Page MenuHomePhabricator

Update populateRevisionSha1.php to run over the content table
Closed, ResolvedPublic1 Estimated Story Points

Description

As identified in T200653, missing/empty rev_sha1 and content_sha1 values can cause various problems. Ensure that, between populateRevisionSha1.php script and populateContentTables.php, these values are populated. Or else if for some reason they cannot be populated, inform the user and provide helpful instructions.

populateRevisionSha1.php may be run in two situations:

  • initialize the rev_sha1 field for wikis being upgraded from a schema without that field, which was added in MediaWiki 1.19
  • fix missing rev_sha1 data on wikis that have already been upgraded

populateContentTables.php may be run in two situations:

  • initialize MCR content-related data for wikis being upgraded to an MCR schema
  • fix missing content-related data for wikis that have already been upgraded

There are some interdependencies to be aware of:

  • populateContentTables.php requires rev_sha1 to have been initialized
  • populateRevisionSha1.php requires access to the content, which for certain MCR stages requires the content and slot tables to have been initialized

populateRevisionSha1.php currently uses deprecated functions. These should be refactored.

Event Timeline

WDoranWMF set the point value for this task to 1.Apr 15 2019, 3:16 PM

The task description currently reads "content_sha1 needs to be populated by the populateRevisionSha1.php script". However, unless I'm misunderstanding things, this would cause a chicken-and-egg problem.

For a pre-MCR wiki being updated to the MCR schema, the content table is empty until it is filled in by populateContentTables.php. Per T217831, this doesn't (and shouldn't) happen until after populateRevisionSha1.php runs. This makes sense because populateContentTables.php uses revision.rev_sha1, and revision.rev_sha1 is filled in by populateRevisionSha1.php.

However, revision.rev_sha1 (which doesn't exist before MediaWiki 1.19) is initialized in populateRevisionSha1.php by hashing the content. Older versions of MediaWik used revision.rev_text_id to find the content, but MCR replaces that with slots/content tables. The new RevisionRecord class, by design, cannot find the content using revision.rev_text_id.

So (at least for older wikis) we need the content to populate revision.rev_sha1, and we need revision.rev_sha1 to populate the content.

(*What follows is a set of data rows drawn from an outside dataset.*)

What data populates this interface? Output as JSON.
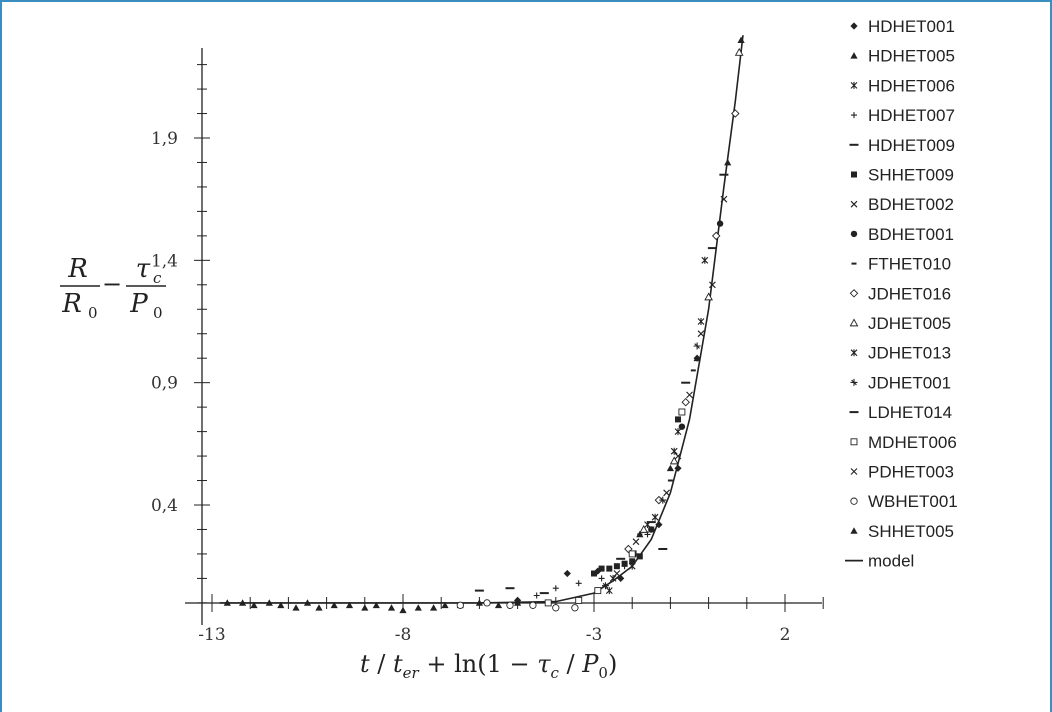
{
  "chart_data": {
    "type": "scatter",
    "title": "",
    "xlim": [
      -13,
      3.5
    ],
    "ylim": [
      -0.1,
      2.4
    ],
    "x_ticks": [
      "-13",
      "-8",
      "-3",
      "2"
    ],
    "y_ticks": [
      "0,4",
      "0,9",
      "1,4",
      "1,9"
    ],
    "grid": false,
    "legend_position": "right",
    "ylabel": {
      "frac1_num": "R",
      "frac1_den": "R",
      "frac1_den_sub": "0",
      "minus": "−",
      "frac2_num": "τ",
      "frac2_num_sub": "c",
      "frac2_den": "P",
      "frac2_den_sub": "0"
    },
    "xlabel": {
      "t": "t",
      "slash1": " / ",
      "t2": "t",
      "t2_sub": "er",
      "plus": " + ",
      "ln": "ln(1 − ",
      "tau": "τ",
      "tau_sub": "c",
      "slash2": " / ",
      "p": "P",
      "p_sub": "0",
      "close": ")"
    },
    "series": [
      {
        "name": "HDHET001",
        "marker": "diamond",
        "points": [
          [
            -5.0,
            0.01
          ],
          [
            -3.7,
            0.12
          ],
          [
            -2.9,
            0.13
          ],
          [
            -2.3,
            0.1
          ],
          [
            -1.3,
            0.32
          ],
          [
            -0.8,
            0.55
          ],
          [
            -0.3,
            1.0
          ]
        ]
      },
      {
        "name": "HDHET005",
        "marker": "triangle",
        "points": [
          [
            -12.6,
            0.0
          ],
          [
            -12.2,
            0.0
          ],
          [
            -11.9,
            -0.01
          ],
          [
            -11.5,
            0.0
          ],
          [
            -11.2,
            -0.01
          ],
          [
            -10.8,
            -0.02
          ],
          [
            -10.5,
            0.0
          ],
          [
            -10.2,
            -0.02
          ],
          [
            -9.8,
            -0.01
          ],
          [
            -9.4,
            -0.01
          ],
          [
            -9.0,
            -0.02
          ],
          [
            -8.7,
            -0.01
          ],
          [
            -8.3,
            -0.02
          ],
          [
            -8.0,
            -0.03
          ],
          [
            -7.6,
            -0.02
          ],
          [
            -7.2,
            -0.02
          ],
          [
            -6.9,
            -0.01
          ],
          [
            -6.5,
            -0.01
          ],
          [
            -6.0,
            0.0
          ],
          [
            -5.5,
            -0.01
          ],
          [
            -5.0,
            0.0
          ]
        ]
      },
      {
        "name": "HDHET006",
        "marker": "x-star",
        "points": [
          [
            -2.6,
            0.05
          ],
          [
            -2.0,
            0.15
          ],
          [
            -1.4,
            0.35
          ],
          [
            -0.8,
            0.7
          ],
          [
            -0.1,
            1.4
          ]
        ]
      },
      {
        "name": "HDHET007",
        "marker": "plus",
        "points": [
          [
            -4.5,
            0.03
          ],
          [
            -4.0,
            0.06
          ],
          [
            -3.4,
            0.08
          ],
          [
            -2.8,
            0.1
          ],
          [
            -2.2,
            0.15
          ],
          [
            -1.6,
            0.28
          ]
        ]
      },
      {
        "name": "HDHET009",
        "marker": "dash",
        "points": [
          [
            -6.0,
            0.05
          ],
          [
            -5.2,
            0.06
          ],
          [
            -4.3,
            0.04
          ],
          [
            -1.2,
            0.22
          ],
          [
            0.4,
            1.75
          ]
        ]
      },
      {
        "name": "SHHET009",
        "marker": "square",
        "points": [
          [
            -3.0,
            0.12
          ],
          [
            -2.8,
            0.14
          ],
          [
            -2.6,
            0.14
          ],
          [
            -2.4,
            0.15
          ],
          [
            -2.2,
            0.16
          ],
          [
            -2.0,
            0.17
          ],
          [
            -1.8,
            0.19
          ],
          [
            -0.8,
            0.75
          ]
        ]
      },
      {
        "name": "BDHET002",
        "marker": "x",
        "points": [
          [
            -1.9,
            0.25
          ],
          [
            -1.1,
            0.45
          ],
          [
            -0.5,
            0.85
          ],
          [
            0.1,
            1.3
          ]
        ]
      },
      {
        "name": "BDHET001",
        "marker": "circle",
        "points": [
          [
            -1.5,
            0.3
          ],
          [
            -0.7,
            0.72
          ],
          [
            0.3,
            1.55
          ]
        ]
      },
      {
        "name": "FTHET010",
        "marker": "short-dash",
        "points": [
          [
            -1.8,
            0.28
          ],
          [
            -1.0,
            0.5
          ],
          [
            -0.4,
            0.95
          ]
        ]
      },
      {
        "name": "JDHET016",
        "marker": "diamond-open",
        "points": [
          [
            -2.1,
            0.22
          ],
          [
            -1.3,
            0.42
          ],
          [
            -0.6,
            0.82
          ],
          [
            0.2,
            1.5
          ],
          [
            0.7,
            2.0
          ]
        ]
      },
      {
        "name": "JDHET005",
        "marker": "triangle-open",
        "points": [
          [
            -1.7,
            0.3
          ],
          [
            -0.9,
            0.58
          ],
          [
            0.0,
            1.25
          ],
          [
            0.8,
            2.25
          ]
        ]
      },
      {
        "name": "JDHET013",
        "marker": "x-star",
        "points": [
          [
            -2.5,
            0.1
          ],
          [
            -1.6,
            0.32
          ],
          [
            -0.9,
            0.62
          ],
          [
            -0.2,
            1.15
          ]
        ]
      },
      {
        "name": "JDHET001",
        "marker": "plus-star",
        "points": [
          [
            -2.7,
            0.07
          ],
          [
            -1.9,
            0.2
          ],
          [
            -1.2,
            0.42
          ],
          [
            -0.3,
            1.05
          ]
        ]
      },
      {
        "name": "LDHET014",
        "marker": "dash",
        "points": [
          [
            -2.3,
            0.18
          ],
          [
            -1.5,
            0.33
          ],
          [
            -0.6,
            0.9
          ],
          [
            0.1,
            1.45
          ]
        ]
      },
      {
        "name": "MDHET006",
        "marker": "square-open",
        "points": [
          [
            -4.2,
            0.0
          ],
          [
            -3.4,
            0.01
          ],
          [
            -2.9,
            0.05
          ],
          [
            -2.0,
            0.2
          ],
          [
            -0.7,
            0.78
          ]
        ]
      },
      {
        "name": "PDHET003",
        "marker": "x",
        "points": [
          [
            -2.4,
            0.12
          ],
          [
            -1.5,
            0.3
          ],
          [
            -0.8,
            0.6
          ],
          [
            -0.2,
            1.1
          ],
          [
            0.4,
            1.65
          ]
        ]
      },
      {
        "name": "WBHET001",
        "marker": "circle-open",
        "points": [
          [
            -6.5,
            -0.01
          ],
          [
            -5.8,
            0.0
          ],
          [
            -5.2,
            -0.01
          ],
          [
            -4.6,
            -0.01
          ],
          [
            -4.0,
            -0.02
          ],
          [
            -3.5,
            -0.02
          ]
        ]
      },
      {
        "name": "SHHET005",
        "marker": "triangle",
        "points": [
          [
            -1.8,
            0.28
          ],
          [
            -1.0,
            0.55
          ],
          [
            -0.3,
            1.0
          ],
          [
            0.5,
            1.8
          ],
          [
            0.85,
            2.3
          ]
        ]
      }
    ],
    "model": {
      "name": "model",
      "points": [
        [
          -12.8,
          0.0
        ],
        [
          -6.0,
          0.0
        ],
        [
          -4.0,
          0.005
        ],
        [
          -3.0,
          0.04
        ],
        [
          -2.5,
          0.09
        ],
        [
          -2.0,
          0.15
        ],
        [
          -1.5,
          0.26
        ],
        [
          -1.0,
          0.45
        ],
        [
          -0.5,
          0.75
        ],
        [
          0.0,
          1.2
        ],
        [
          0.4,
          1.7
        ],
        [
          0.7,
          2.05
        ],
        [
          0.9,
          2.32
        ]
      ]
    }
  }
}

Until now, populateRevisionSha1.php has been getting around this by using the deprecated Revision class (which does use revision.rev_text_id), but that is a short-term solution already in need of refactoring. Well, and maybe also by nobody updating ancient wikis that didn't have revision.rev_sha1 already populated.

The change I'm about to post modifies populateRevisionSha1.php as follows:

  • removes use of the deprecated Revision class, in favor of the new RevisionRecord class
  • if RevisionRecord is unable to find a sha1 (meaning this may be an older wiki being upgraded), fall back to a query that uses revision.rev_text_id to find the content
  • use SqlBlobStore and SlotRecord to calculate the necessary hash

This should populate revision.rev_sha1 in all cases, so that populateContentTables.php executes successfully.

(Most of the above is also true for the archive table, and fields ar_sha1 and ar_text_id, and the change handles that in the same way as the revision table and its corresponding fields.)

Some questions:

  1. am I thinking about all that correctly?
  1. does the update process actually run populateRevisionSha1.php before populateContentTables.php? I assumed it did, because that seems like the only way this makes sense, but looking at the code I wasn't as convinced.
  1. do I have to worry about content types other than text (external storage)?

Change 516730 had a related patch set uploaded (by BPirkle; owner: BPirkle):
[mediawiki/core@master] Update populateRevisionSha1.php for MCR schema changes

https://gerrit.wikimedia.org/r/516730

FYI I'm running this script on ~50 production wikis (the ones that have rows with ar_sha1 = '') as part of T219816

Jdforrester-WMF subscribed.

This missed the boat for the MW 1.33 release. Provisionally re-tagging to 1.34's release instead.

Change 516730 merged by jenkins-bot:
[mediawiki/core@master] Update populateRevisionSha1.php for MCR schema changes

https://gerrit.wikimedia.org/r/516730

This task is invalid as described, because the updater has always been running PopulateRevisionSha1 after PopulateContentTables. I changed PopulateContentTables to calculate the SHA1 (and the size) on the fly if needed and write it to the content table
(https://gerrit.wikimedia.org/r/520735), and Bill updated PopulateRevisionSha1 to make use of that information to populate rev_sha1 and ar_sha1 at the end of the update process (https://gerrit.wikimedia.org/r/c/mediawiki/core/+/516730/).

NOTE: The confusion stems from the existence of DatabaseUpdater::$postDatabaseUpdateMaintenance. This feature seems ill conceived, and bound to cause more trouble in the future. We should probably get rid of it.

The relevant patches mentioned above are merged now.